An Overview of Clustering: Finding and Extracting Group Structure in High-Dimensional Data

Clustering is the search for similar or homogeneous subgroups in a population, say, of consumers, patients, genes, images, text documents, anything that can possibly contain group structure. For example, consumers might be divided into different market segments based on their preferences and spending habits; advertising models could be tailored to these segments. These ideas can be extended to personalized advertising online, including images of related products and suggested links. In public health, patients might have different responses to different interventions over time.
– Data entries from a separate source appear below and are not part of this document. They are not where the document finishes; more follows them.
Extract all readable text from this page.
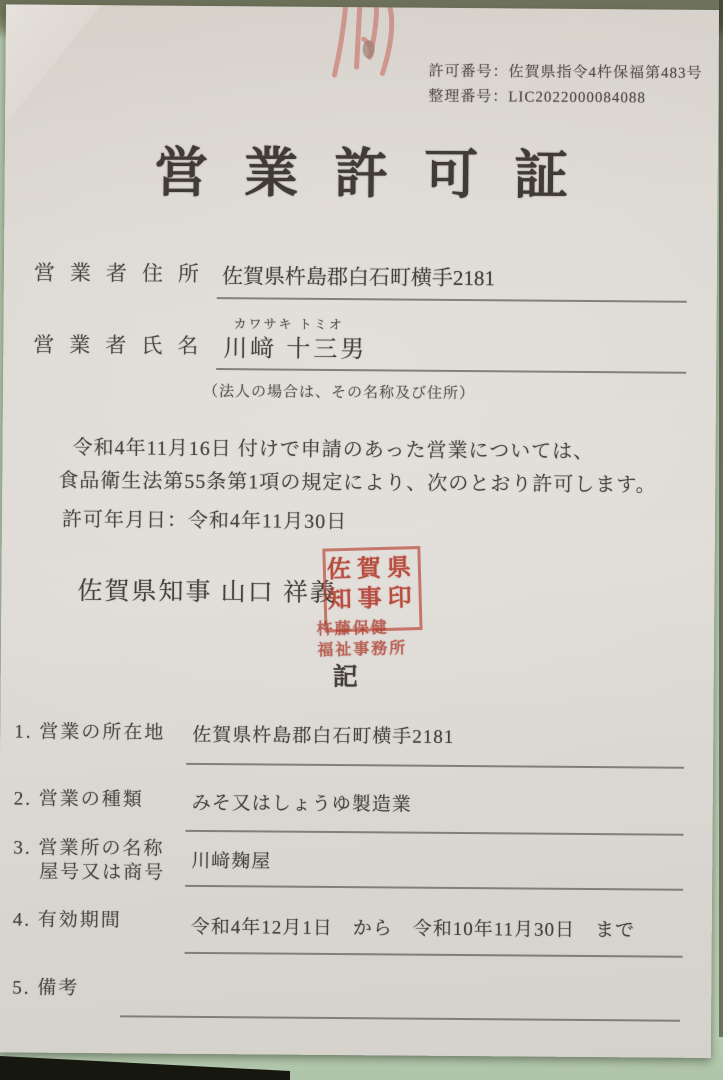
許可番号：佐賀県指令4杵保福第483号
整理番号：LIC2022000084088
営業許可証
営業者住所 佐賀県杵島郡白石町横手2181
カワサキ トミオ
営業者氏名 川﨑 十三男
（法人の場合は、その名称及び住所）
令和4年11月16日 付けで申請のあった営業については、
食品衛生法第55条第1項の規定により、次のとおり許可します。
許可年月日：令和4年11月30日
佐賀県知事 山口 祥義
佐賀県
知事印
杵藤保健
福祉事務所
記
1. 営業の所在地 佐賀県杵島郡白石町横手2181
2. 営業の種類	みそ又はしょうゆ製造業
3. 営業所の名称
屋号又は商号 川﨑麹屋
4. 有効期間	令和4年12月1日　から　令和10年11月30日　まで
5. 備考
We might be interested in how to predict which outcome group a patient is likely to be in given their symptoms, past history, and current treatment. The pixels of an image can also be segmented into similar, but spatially connected groups to find objects such as a tumor in an X-ray or the position of a potentially moving object across several frames. In document clustering, the goal is to group similar pieces of text (blogs, emails, posts, letters, articles, etc) based on the words used, the frequency, and other text features. In all cases, the goal is extract structure from potentially high-dimensional data. Clustering methods can uncover this structure, if it exists. The difficulty, however, often lies in which clustering approach to adopt, particularly given that results are rarely independent of approach. This tutorial will give an overview of algorithmic and statistical approaches to clustering with an emphasis on how to choose an approach and its related parameters. Throughout the tutorial, we use a broad range of examples of at least moderate dimensionality with some specific attention paid to longitudinal trajectory data over time. The goal of the tutorial is to better inform practitioners of the wide variety of available clustering tools, their underlying assumptions, and their advantages and disadvantages. Handouts, reference lists, and example R code will be made available. Note that while we use the statistical software package R, it is for illustrative purposes. Many of the discussed techniques are readily available on other platforms. Our focus will be on understanding the related assumptions and consequences.